July 13, 2014

Whose side is the president on?

Orhan Oğuz Gürbüz

Prime Minister Recep Tayyip Erdoğan says: “If elected, I will not be an impartial president. There are two sides: The nation and the state. I will be a president who is on the side of the nation.”
Unfortunately, the prime minister's policies since the 2011 parliamentary elections have not been promoting freedom. We have encountered the mindset of someone who wants to use the status quo for his own interests, passing anti-democratic laws in the parliament to do this. For this reason, his claim that he will be a president who favors the nation is not convincing. The type of future this mindset seeks is best evidenced by what happened during the operations of Dec. 17 and 25 in which the judiciary and the police were made non-functional. All segments of society have been demonized by the reliance on a strategy of antagonism and lynched in smear campaigns. The superficial references to the national will and the argument that he has embraced even his opponents have no meaning and hold no truth. All institutions responsible for protecting the rights of the state and the people are either eliminated or transformed into aspects of a tutelage model. 

It is now reported that in a motion forwarded to the police department, the profiling of the members of the Hizmet movement was ordered. The relevant units and bodies were also urged to keep the Hizmet movement members under complete surveillance through illegal methods. Politicians and journalists recall that this is the infrastructure of a witch hunt carried out through the fabrication of fake evidence.

Newspapers also report that a Cosmic Study Group was formed within the police department to maintain full control over business enterprises in Turkey. It is argued that more than 100,000 business enterprises affiliated with TÜSİAD, MÜSİAD, TUSKON and TOBB have been put under the spotlight and profiled. The current stage of the AK Party, which claimed that it would deal with military tutelage in Turkey, attracting a great deal of support in the process, is a huge disappointment. It would not be farfetched to argue that Turkey is experiencing the Feb 28 coup process with a civilian, conservative makeup. This time the actors are the Justice and Development Party (AK Party) figures who argue that they are religious and democratic. They are trying to attract support domestically through reliance on an anti-Europe and anti-American discourse. But they are also trying to polish their image abroad, arguing that they are distant from the political Islam they employ in order to get more votes.

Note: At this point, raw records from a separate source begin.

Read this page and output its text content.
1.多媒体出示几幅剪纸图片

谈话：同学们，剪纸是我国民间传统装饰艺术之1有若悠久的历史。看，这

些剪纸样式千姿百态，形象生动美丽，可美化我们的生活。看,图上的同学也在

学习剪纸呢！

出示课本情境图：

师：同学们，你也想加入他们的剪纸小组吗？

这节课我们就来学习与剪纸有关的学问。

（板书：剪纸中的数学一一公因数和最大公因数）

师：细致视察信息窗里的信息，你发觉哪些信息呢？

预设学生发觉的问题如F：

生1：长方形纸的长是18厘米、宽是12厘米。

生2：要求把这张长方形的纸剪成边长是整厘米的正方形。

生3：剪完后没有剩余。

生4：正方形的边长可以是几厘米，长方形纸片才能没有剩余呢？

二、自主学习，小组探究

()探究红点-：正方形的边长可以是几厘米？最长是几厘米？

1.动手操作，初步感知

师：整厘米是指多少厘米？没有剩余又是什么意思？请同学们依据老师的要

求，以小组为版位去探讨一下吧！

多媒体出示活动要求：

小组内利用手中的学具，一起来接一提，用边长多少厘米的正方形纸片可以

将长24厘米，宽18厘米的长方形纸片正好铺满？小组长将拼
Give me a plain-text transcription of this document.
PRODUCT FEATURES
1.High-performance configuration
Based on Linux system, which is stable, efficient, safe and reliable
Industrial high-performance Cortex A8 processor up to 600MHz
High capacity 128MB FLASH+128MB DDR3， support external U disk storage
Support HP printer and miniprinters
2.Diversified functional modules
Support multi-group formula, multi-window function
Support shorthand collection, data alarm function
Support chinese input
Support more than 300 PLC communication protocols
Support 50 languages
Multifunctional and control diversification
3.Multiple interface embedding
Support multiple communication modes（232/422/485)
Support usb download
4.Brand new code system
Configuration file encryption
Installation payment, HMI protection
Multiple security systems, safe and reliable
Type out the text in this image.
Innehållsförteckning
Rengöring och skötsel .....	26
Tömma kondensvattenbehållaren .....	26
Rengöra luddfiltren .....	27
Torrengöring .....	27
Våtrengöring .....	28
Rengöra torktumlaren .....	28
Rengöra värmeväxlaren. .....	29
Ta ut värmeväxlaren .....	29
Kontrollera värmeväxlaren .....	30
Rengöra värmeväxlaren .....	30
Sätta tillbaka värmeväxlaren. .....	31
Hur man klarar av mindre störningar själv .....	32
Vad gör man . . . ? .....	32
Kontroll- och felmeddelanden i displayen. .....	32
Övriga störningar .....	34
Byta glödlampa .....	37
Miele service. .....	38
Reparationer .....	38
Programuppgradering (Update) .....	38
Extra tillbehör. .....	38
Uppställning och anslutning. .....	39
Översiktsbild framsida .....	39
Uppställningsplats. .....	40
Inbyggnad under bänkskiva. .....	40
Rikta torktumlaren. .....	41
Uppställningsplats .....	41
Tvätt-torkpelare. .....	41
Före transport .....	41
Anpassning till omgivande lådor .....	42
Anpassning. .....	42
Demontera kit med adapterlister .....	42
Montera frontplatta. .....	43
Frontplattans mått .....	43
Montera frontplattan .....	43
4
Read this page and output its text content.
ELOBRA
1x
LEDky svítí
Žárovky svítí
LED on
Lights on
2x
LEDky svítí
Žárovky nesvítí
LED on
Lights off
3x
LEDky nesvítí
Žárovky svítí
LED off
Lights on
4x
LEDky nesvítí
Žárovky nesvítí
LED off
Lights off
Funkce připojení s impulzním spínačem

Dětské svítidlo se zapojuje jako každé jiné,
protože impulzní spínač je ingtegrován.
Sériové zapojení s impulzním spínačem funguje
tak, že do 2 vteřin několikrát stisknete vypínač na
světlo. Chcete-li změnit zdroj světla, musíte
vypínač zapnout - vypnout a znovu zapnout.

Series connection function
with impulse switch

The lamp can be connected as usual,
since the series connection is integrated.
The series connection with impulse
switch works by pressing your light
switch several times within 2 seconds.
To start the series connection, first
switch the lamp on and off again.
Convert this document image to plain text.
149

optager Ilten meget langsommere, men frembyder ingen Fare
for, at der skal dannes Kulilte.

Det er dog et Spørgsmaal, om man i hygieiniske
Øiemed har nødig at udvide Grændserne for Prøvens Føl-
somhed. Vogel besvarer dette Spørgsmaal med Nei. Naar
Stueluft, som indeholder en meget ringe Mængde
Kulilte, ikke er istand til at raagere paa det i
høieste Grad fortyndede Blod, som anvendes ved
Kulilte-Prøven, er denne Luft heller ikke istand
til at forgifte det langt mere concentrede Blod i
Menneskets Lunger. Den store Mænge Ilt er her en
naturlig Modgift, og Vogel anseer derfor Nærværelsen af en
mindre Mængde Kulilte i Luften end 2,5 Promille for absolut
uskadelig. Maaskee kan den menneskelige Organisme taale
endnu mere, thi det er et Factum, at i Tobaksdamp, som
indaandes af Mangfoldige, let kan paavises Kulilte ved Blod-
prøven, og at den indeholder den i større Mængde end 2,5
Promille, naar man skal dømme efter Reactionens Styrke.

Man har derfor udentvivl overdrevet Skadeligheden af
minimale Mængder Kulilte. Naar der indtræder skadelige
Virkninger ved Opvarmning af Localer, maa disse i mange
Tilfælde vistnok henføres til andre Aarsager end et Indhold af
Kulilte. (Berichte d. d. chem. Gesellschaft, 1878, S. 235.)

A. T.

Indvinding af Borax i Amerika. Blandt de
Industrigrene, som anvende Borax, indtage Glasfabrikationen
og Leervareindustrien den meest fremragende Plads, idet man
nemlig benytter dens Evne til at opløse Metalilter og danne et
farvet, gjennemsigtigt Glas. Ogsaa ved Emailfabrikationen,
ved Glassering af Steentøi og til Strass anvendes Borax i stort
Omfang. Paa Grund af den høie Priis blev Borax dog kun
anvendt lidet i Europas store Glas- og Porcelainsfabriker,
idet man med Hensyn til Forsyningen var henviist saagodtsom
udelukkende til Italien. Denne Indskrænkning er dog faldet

The AK Party figures and the president carry out their presidential campaign with reference to the national will and cause. They create virtual enemies in order to send the message that if they ever go, they economy will collapse. This strategy has worked, at least partially. The AK Party administration now holds that this strategy could be used in the campaign this time as well. Constitutional law professor Levent Köker makes the following assessment on the key attributes of the notion of “cause” in the presidential election: “The prime minister has to be clear. What is this cause? Is it a democratic cause? Is it a cause of Islamic struggle? They should tell us what sort of cause they are promoting. Are they seeking to create a central administration? What type of presidency do they want? Will they lose support if they tell us this? So they have something in mind that most of the people could not possibly endorse.

But we have something in our hands. The choice of the people has never been adequately revealed because of constant pressure on the freedom of expression. Freedom of expression is exercised within a framework drawn by the rulings and actions of the Council of Europe, European Court of Human Rights and Constitutional Court. The AK Party administration has been violating freedom of expression for a long time to repress dissident voices. That is obvious.”

It is evident that Erdoğan has a Turkish type of presidency in mind. The people are now concerned that an arbitrary and repressive government model in which the legislative, judiciary and executive are combined in the hands of the president and the principle of the supremacy of law is set aside is on the horizon. Regardless of who is elected, the president has to be on the side of the supremacy of law. Any other statements or actions are nothing but empty promises and manipulations. Any positions or actions outside the coverage of law are null and void.